The objection must be stated clearly: classical Islamic law, derived from Quran and hadith, permits the ownership of human beings as slaves. It permits sexual relations between a male master and his female slaves without the requirement of marriage or consent as conventionally understood. These are not peripheral positions in classical fiqh — they are mainstream rulings supported by extensive scholarly consensus across centuries.

Critics argue that no God of genuine goodness would have revealed permissions for the ownership and sexual exploitation of human beings. If these rulings are divine commands, the God of Islam is not just. If they are not divine commands but human interpolations, then the reliability of the tradition’s legal derivation is fundamentally compromised.

This article will not offer a comfortable resolution.
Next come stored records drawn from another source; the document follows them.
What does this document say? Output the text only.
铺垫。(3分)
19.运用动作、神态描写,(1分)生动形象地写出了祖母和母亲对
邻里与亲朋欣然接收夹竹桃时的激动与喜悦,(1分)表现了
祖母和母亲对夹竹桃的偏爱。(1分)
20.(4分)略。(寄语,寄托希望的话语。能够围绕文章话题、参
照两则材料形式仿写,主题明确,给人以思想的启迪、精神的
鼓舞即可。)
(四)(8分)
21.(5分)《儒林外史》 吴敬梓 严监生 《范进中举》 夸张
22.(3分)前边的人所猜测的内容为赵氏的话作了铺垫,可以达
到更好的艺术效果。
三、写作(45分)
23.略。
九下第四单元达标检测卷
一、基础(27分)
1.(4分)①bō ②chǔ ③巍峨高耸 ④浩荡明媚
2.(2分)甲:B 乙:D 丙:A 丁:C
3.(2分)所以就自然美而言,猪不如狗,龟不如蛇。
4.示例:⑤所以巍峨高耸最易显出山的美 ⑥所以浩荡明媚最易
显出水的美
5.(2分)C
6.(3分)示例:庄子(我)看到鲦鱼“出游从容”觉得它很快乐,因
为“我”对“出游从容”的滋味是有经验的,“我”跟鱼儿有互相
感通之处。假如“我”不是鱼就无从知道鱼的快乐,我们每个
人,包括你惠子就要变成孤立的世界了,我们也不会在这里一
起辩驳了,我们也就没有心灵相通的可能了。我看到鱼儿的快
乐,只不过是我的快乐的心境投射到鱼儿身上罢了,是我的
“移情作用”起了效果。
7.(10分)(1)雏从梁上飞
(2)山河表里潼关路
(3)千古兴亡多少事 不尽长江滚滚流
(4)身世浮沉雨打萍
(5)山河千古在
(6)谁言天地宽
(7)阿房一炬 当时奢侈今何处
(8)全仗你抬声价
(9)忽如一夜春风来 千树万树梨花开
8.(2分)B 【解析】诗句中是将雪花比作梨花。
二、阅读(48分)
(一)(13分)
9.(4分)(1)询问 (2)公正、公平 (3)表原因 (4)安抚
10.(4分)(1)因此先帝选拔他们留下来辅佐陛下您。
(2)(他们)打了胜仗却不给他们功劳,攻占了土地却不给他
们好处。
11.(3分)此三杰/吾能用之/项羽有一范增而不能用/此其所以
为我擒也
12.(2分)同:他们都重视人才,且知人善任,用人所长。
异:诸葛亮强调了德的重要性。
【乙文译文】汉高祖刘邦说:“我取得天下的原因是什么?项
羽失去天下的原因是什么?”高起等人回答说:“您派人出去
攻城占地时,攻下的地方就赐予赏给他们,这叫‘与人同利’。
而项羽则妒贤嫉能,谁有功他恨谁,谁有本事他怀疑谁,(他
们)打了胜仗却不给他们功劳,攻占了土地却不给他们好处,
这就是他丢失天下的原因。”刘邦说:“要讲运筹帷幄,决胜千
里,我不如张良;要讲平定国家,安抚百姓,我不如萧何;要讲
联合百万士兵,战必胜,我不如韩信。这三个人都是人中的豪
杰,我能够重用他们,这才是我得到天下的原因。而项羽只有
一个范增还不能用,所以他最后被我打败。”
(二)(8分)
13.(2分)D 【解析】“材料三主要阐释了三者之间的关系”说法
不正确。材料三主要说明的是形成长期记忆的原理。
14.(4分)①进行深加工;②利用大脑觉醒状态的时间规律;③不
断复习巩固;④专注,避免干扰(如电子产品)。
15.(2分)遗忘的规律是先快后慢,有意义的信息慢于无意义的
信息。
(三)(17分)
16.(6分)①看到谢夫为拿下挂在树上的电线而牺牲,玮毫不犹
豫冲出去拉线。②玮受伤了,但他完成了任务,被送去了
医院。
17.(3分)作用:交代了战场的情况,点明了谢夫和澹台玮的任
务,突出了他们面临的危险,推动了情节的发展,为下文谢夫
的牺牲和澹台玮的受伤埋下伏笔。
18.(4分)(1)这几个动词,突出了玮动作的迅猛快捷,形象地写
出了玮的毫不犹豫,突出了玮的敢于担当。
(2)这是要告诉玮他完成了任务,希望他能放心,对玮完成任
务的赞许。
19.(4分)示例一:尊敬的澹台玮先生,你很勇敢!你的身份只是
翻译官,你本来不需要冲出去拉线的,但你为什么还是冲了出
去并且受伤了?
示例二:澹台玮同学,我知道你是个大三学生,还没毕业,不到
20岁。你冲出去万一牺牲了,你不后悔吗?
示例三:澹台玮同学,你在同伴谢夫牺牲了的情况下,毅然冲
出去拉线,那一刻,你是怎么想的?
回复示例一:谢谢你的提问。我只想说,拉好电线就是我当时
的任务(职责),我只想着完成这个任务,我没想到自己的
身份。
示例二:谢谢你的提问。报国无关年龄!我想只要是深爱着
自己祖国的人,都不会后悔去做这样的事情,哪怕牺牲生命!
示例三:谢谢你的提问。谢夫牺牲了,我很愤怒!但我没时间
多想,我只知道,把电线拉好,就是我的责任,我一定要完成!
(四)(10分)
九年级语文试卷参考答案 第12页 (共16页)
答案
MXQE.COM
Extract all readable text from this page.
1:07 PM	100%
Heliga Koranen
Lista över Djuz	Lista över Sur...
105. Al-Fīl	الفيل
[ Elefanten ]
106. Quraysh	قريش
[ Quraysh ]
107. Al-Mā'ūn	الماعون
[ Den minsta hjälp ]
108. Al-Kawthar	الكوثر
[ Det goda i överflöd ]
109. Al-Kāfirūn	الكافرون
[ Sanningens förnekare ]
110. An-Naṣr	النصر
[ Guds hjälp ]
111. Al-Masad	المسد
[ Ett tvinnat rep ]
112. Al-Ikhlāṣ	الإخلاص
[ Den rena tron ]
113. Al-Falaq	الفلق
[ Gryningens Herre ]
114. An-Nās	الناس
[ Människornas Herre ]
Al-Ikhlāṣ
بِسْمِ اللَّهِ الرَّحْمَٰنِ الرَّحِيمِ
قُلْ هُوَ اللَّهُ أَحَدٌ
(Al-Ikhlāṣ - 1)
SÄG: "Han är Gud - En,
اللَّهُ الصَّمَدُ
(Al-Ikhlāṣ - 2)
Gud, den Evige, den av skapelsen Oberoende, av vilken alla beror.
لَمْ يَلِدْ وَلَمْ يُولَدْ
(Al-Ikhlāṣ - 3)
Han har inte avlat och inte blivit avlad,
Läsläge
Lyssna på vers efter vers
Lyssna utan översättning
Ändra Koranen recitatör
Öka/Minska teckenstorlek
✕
It will offer the most honest engagement available.

What the sources say

The Quran neither commands nor prohibits slavery as an institution. It regulates an existing practice — setting conditions for the treatment of slaves, strongly encouraging manumission as an act of virtue and expiation, and establishing legal protections that were, in their historical context, significantly more humane than what prevailed in surrounding societies. The permission for masters to have sexual relations with their female slaves (ma malakat aymanukum — “what your right hands possess”) appears in multiple Quranic passages without explicit restriction.

The hadith literature is similarly regulatory rather than abolitionist in its orientation.

The contextualisation and its limits

Slavery was a universal institution in seventh-century Arabia, as in the ancient world generally. The Islamic revelation did not abolish it — but it introduced a series of reforms that significantly improved the legal status of enslaved people, encouraged manumission extensively, and established grounds for self-purchase. Islamic legal history contains examples of mass manumission, strong scholarly opinion favouring manumission in ambiguous cases, and a general orientation toward eventual freedom rather than permanent servitude.

This contextualisation is real and historically accurate. But the limit of the argument is the same as with the marriage question: if God is omniscient and omnipotent, God could have revealed an abolitionist position in the seventh century. God did not. Why not?

The abolitionist resources within the tradition

Contemporary Muslim scholars who have engaged this question most seriously — including Khaled Abou El Fadl and Abdullahi An-Na’im — argue that the Quran’s fundamental orientation toward human dignity and the equal moral worth of all people contains within it the resources for abolition, even though the classical tradition did not draw that conclusion. The trajectory of the tradition is toward greater freedom. The failure to follow that trajectory to its conclusion was a failure of human jurisprudence, not a divine endorsement of slavery as a permanent institution.

This argument has real force. The trajectory of the revelation — from an environment of widespread slavery toward increasing legal protection, emphasis on manumission, and insistence on the equal spiritual worth of enslaved people — does suggest a direction. The argument is that the trajectory should have been followed to its conclusion, and that the tradition’s failure to do so is a historical failure, not a theological one.

The honest conclusion

Slavery in Islamic sources is not a problem that can be fully resolved by contextualisation. The regulations of an institution are not the same as its prohibition. A God who chose not to prohibit it — when prohibition was within the realm of possibility and would have been revolutionary — made a choice whose reasons are not fully accessible to human reasoning.

What can be said honestly is: the Islamic tradition produced — through its insistence on human dignity, its encouragement of manumission, and the trajectory of its moral reasoning — the intellectual resources that Muslim abolitionists later used. The tradition is not unequivocally supportive of slavery. It is ambiguous on slavery in a way that the honest inquirer should acknowledge as a genuine difficulty rather than pretend away.